I don’t really have a favorite in this category. To that end, the most tolerable were The Devil is Busy (on HBO Max) and All the Empty Rooms (on Netflix) because their artistic simplicity is outweighed by topical salience. (They are about an abortion clinic in Georgia and the victims of school shootings, respectively.) I think All the Empty Rooms will win tonight, given the combination of Netflix backing, the subject being a well-known CBS News anchor, and the inarguable activism on display. But Geeta Gandbhir has the potential to win two Oscars tonight: one for her feature The Perfect Neighbor and another for co-directing The Devil is Busy.
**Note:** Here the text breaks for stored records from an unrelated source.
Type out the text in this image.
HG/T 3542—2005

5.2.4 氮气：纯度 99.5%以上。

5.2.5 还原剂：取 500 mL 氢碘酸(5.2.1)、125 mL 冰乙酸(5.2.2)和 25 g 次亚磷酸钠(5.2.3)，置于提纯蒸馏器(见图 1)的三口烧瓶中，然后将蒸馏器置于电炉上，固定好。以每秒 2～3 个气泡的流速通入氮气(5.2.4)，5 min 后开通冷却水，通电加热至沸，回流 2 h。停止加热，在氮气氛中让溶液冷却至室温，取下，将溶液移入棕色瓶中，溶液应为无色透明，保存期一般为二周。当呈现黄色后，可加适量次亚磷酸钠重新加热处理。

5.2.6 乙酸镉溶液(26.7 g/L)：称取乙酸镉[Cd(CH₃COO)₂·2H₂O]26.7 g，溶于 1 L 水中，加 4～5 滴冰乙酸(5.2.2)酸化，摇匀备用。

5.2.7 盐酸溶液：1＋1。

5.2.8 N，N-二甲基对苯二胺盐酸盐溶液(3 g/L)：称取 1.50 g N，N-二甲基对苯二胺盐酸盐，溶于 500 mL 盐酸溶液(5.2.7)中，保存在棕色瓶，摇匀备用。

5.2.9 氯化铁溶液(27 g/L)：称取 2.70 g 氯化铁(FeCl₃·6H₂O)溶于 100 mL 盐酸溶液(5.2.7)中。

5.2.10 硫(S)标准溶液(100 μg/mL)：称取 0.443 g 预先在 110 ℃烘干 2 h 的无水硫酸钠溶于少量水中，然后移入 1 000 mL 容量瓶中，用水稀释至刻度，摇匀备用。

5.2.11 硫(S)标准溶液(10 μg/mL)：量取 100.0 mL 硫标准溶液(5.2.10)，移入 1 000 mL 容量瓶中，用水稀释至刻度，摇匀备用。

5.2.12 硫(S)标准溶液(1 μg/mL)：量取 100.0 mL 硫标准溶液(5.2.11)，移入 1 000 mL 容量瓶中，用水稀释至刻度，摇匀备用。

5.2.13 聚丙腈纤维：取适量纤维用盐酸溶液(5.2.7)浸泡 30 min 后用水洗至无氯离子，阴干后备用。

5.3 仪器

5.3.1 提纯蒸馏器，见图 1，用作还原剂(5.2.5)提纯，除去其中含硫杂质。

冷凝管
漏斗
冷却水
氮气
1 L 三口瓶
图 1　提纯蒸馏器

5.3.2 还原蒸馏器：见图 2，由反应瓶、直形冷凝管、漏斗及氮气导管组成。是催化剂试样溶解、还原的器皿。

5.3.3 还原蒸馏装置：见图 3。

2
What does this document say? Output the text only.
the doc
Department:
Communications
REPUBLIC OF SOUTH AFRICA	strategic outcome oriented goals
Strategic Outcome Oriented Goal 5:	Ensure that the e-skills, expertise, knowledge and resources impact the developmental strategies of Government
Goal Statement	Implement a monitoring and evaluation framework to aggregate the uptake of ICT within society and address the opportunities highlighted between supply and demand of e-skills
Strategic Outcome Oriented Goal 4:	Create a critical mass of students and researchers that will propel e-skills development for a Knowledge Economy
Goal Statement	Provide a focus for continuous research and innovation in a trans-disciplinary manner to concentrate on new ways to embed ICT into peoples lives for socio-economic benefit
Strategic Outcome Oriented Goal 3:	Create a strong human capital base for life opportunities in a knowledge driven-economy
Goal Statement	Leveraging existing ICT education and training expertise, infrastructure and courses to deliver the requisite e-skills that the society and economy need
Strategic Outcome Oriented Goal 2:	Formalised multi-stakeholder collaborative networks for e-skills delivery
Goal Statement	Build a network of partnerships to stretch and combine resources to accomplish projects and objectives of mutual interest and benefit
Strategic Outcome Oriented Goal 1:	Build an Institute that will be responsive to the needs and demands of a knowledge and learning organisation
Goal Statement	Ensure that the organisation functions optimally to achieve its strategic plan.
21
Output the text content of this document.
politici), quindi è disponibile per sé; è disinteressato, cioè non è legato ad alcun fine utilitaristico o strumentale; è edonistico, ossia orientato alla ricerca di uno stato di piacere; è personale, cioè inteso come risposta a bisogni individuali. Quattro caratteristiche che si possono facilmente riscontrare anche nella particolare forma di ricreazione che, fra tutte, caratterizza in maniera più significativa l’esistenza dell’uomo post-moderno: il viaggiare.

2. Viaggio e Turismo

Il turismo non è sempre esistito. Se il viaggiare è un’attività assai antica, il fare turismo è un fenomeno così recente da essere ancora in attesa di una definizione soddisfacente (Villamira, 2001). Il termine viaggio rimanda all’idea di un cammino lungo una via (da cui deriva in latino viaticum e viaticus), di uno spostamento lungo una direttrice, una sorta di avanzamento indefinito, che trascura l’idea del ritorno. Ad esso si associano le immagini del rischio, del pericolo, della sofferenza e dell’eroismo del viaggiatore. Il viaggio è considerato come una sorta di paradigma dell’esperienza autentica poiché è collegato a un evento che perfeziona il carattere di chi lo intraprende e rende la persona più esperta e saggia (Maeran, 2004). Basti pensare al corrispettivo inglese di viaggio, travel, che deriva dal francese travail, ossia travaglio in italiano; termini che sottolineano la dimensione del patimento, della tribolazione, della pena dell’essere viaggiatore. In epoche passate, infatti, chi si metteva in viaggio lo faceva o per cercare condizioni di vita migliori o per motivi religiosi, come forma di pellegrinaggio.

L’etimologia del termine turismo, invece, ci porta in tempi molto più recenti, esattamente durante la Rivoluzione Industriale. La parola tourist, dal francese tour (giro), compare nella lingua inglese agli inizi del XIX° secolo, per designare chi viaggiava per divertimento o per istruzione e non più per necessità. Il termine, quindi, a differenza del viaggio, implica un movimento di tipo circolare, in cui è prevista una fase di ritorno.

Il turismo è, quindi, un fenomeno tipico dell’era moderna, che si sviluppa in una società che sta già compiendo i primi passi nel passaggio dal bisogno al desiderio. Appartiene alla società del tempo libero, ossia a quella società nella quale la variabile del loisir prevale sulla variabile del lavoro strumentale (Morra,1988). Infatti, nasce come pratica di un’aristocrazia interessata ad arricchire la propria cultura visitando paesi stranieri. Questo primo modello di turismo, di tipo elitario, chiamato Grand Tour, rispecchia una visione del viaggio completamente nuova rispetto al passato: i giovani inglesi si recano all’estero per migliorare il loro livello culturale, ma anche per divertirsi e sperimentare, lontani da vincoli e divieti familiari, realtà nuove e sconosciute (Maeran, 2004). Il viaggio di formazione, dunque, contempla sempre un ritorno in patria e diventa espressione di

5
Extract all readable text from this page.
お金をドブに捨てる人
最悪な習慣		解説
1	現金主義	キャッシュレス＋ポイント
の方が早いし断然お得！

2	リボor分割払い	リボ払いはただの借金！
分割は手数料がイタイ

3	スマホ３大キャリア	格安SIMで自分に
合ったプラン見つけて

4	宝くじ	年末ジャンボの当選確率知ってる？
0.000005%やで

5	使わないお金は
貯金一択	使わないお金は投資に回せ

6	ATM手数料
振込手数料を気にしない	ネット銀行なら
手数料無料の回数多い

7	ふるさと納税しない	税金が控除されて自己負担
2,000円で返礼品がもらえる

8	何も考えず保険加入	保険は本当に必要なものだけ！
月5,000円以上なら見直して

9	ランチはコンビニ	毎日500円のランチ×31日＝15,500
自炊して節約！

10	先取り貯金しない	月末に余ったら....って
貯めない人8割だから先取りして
Throughout the past few years, there has been a nominee in this category that can also be described as an avant-garde nature documentary (One such short, Nuisance Bear, was expanded to feature length. It just premiered at this year’s Sundance.) Perfectly a Strangeness (on The Criterion Channel) gets points just for being different from the other four nominees: it’s a wordless, plotless story that follows a trio of donkeys in the Atacama Desert. Think EO except nothing bad happens. (Thankfully!) Beautiful imagery, but I found the throughline to be lacking.
Further Oscars Reading
When COVID Almost Canceled the Oscars: An Oral History of a Most Surreal Night by Scott Feinberg, The Hollywood Reporter
Really great reporting, plus a reveal of the speech Chadwick Boseman’s widow would have given, had he won that posthumous Best Actor award.
Pulling Bolts Out of the Ferris Wheel by A. S. Hamrah, n+1
This just got published this morning so I haven’t read it yet, but A. S. Hamrah’s annual criticism of Oscar movies is always essential reading.
He’ll Scan Your Ticket and Offer Commentary on the Movie You’re About to See at AMC Lincoln Square by Caitlin Kitson, West Side Rag
Not actually about awards, but if you’ve ever had your ticket scanned by Jeffry at the AMC Lincoln Square, you know he deserves an Oscar for Best Cinema Usher.